The Lego-Brücke (English: Lego Bridge) is a concrete beam bridge which crosses over the Schwesterstraße in the North Rhine-Westphalian city of Wuppertal, Germany. In 2011, graffiti and street artist Martin Heuwold repainted the bridge in the style of Lego bricks, receiving national and international media attention for his work. The work was awarded the Deutscher Fassadenpreis in 2012.

== Description ==

In 2011, artist Martin Heuwold was inspired to paint one of the bridges along the Wuppertal Northern Railway which had been decommissioned in 1991. He thought of Lego bricks as a theme, commenting, "My daughters play with Lego bricks," and his wife, Ninon Becker, encouraged him to pursue the project.

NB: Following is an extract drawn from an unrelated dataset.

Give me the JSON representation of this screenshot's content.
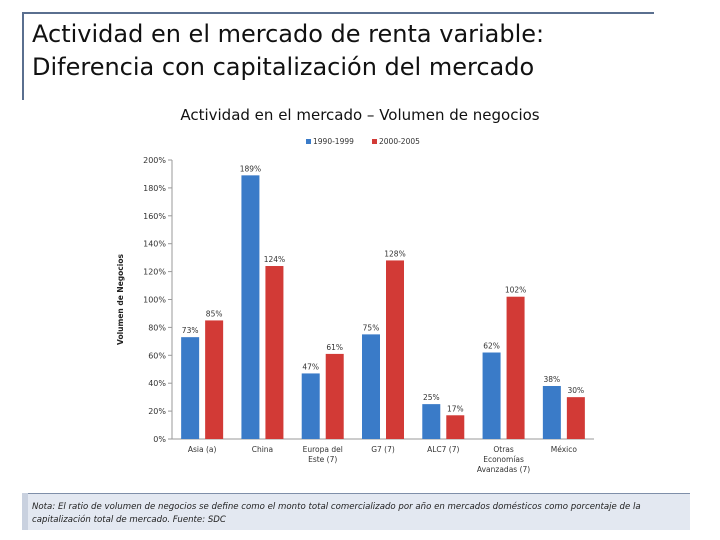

After a meeting with the council of the city of Wuppertal and the charitable organization Wuppertal Bewegung, which had developed a bikeway and footway in place of the decommissioned railway, the bridge crossing the Schwesterstraße was chosen, which connects the districts of Elberfeld (Ostersbaum neighborhood) and Barmen (Clausen neighborhood). Before the redesign, Danish manufacturer Lego A/S, which produces Lego bricks, gave its approval to the project.

Wuppertal Bewegung oversaw the painting of the bridge, which took 13 days, finishing on 15 September 2011. The total area of the bridge is more than 250 m2. Heuwold was assisted by underemployed workers who were recruited for the project by Wichernhaus GmbH. The project was funded by Wuppertal Bewegung and by the sponsors Akzenta and Klauser Schuhe. The bridge was formally opened on 7 October 2011.